Огарева, 6

22
18
20
22
24
26
28
30

— Нет. У нас все восемь лет надежно было.

— Значит, вы утверждаете, что, кроме главного инженера, заместителя директора, начальника ОТК и начальника охраны, в складские помещения никто не входил?

— Никто.

«Что ж он про Налбандова-то до сих пор не спрашивает? Карточку ведь приносили не зря на опознание».

— Вы понимаете, что я должен проверить поименованных вами людей?

— Понимаю.
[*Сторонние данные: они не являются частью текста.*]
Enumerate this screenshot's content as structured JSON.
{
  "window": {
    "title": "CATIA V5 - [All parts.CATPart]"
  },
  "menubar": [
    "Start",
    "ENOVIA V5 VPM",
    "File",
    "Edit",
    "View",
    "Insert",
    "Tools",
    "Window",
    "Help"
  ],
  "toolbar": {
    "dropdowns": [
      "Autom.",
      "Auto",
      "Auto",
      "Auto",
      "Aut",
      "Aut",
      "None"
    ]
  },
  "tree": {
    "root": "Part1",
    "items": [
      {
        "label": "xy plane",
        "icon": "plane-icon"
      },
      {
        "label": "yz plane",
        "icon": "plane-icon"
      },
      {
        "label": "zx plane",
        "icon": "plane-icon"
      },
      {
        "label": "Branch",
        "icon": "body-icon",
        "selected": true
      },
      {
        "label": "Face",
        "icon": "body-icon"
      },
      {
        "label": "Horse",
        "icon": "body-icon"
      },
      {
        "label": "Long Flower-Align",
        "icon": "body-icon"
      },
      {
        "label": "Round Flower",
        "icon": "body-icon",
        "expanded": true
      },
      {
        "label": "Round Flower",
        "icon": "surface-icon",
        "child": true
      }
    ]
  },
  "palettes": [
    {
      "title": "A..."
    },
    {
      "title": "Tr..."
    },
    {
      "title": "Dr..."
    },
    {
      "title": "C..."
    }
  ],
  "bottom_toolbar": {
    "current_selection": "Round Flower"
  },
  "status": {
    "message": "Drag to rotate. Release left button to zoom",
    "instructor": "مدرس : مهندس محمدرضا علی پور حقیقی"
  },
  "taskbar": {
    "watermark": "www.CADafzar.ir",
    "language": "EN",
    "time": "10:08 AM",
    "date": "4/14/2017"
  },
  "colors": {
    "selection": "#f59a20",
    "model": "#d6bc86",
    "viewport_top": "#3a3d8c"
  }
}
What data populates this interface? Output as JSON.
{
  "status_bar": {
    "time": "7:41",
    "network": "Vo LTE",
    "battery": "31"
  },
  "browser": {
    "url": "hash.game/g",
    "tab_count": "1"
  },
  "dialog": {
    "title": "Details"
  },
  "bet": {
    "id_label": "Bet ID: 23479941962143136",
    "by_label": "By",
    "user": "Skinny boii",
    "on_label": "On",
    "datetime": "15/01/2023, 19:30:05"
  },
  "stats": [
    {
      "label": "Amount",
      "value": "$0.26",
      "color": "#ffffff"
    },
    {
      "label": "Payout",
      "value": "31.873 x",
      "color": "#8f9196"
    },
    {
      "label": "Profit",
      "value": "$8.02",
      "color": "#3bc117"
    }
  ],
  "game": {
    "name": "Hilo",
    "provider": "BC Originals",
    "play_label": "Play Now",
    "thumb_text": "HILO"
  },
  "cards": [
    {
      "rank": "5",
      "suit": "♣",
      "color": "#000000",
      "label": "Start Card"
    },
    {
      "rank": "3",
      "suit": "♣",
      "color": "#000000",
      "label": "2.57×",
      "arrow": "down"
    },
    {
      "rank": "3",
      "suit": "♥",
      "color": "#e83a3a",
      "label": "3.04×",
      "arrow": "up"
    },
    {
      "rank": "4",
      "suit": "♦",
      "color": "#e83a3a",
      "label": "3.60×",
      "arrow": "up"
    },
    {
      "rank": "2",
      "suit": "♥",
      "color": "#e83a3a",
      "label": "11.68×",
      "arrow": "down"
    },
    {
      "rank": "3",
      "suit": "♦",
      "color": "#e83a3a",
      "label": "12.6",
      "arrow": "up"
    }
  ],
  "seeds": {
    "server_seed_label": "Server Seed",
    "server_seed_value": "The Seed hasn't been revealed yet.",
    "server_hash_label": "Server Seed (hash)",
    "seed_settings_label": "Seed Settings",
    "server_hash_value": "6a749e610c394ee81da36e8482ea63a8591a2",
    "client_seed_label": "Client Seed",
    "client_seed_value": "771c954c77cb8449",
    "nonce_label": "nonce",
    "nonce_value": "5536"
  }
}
Только вы еще одного человека упустили.

— Я перечислил всех, кого вы назвали.

— Нет, товарищ Костенко. Вы забыли меня. Вы обязаны меня первым проверить.

— Да? Ну что ж. Только, надеюсь, этот наш разговор останется между нами?

— Я готов дать подписку о неразглашении.

— А разве есть такая подписка? — спросил Костенко, поднимаясь. — Ладно. Не буду вас больше задерживать. Пожалуйста, еще денька два пострадайте в столице, ладно?

— Без ножа вы меня режете, товарищ Костенко.

— Ну, так не бывает, — ответил Костенко, подписывая пропуск. — Вы в коридоре подождите, когда дадут Пригорск, я вас сразу приглашу, хорошо? Вы дадите указания заместителю или главному инженеру по поводу наших людей.

Все-таки плохо обманывать своих

«Здесь загнешься от холода, в колонии — от работы. Какая разница — где? И жрать нечего. Что же он не идет, что ж он меня тут на смерть обрекает?» Налбандов подтянул колени к животу. За эти четыре дня он исхудал, и теперь его колени, если нагнуть голову, легко касались подбородка. Первые два дня, что он жил здесь, согреваться приходилось только днем, осторожно выползая из охотничьего шалашика на солнце. У него тогда еще оставался батон, вязка сушек и пачка сахара. Теперь все это кончилось, а вчера ночью ударил первый заморозок. Горы сделались белыми, вокруг то и дело что-то потрескивало, будто кто подкрадывался к шалашу, и поэтому Налбандов не сомкнул глаз, сжимая в руках ружье, заряженное картечью. «Если он сегодня не придет, надо ночью спускаться в город. А где я ночью еды достану? Ему позвоню, пусть вынесет, кому ж мне еще звонить? Он меня в это дело втравил, пусть он теперь и придумывает, как вылезать. Он во всем виноват, я работал спокойно, всем честно в глаза смотрел».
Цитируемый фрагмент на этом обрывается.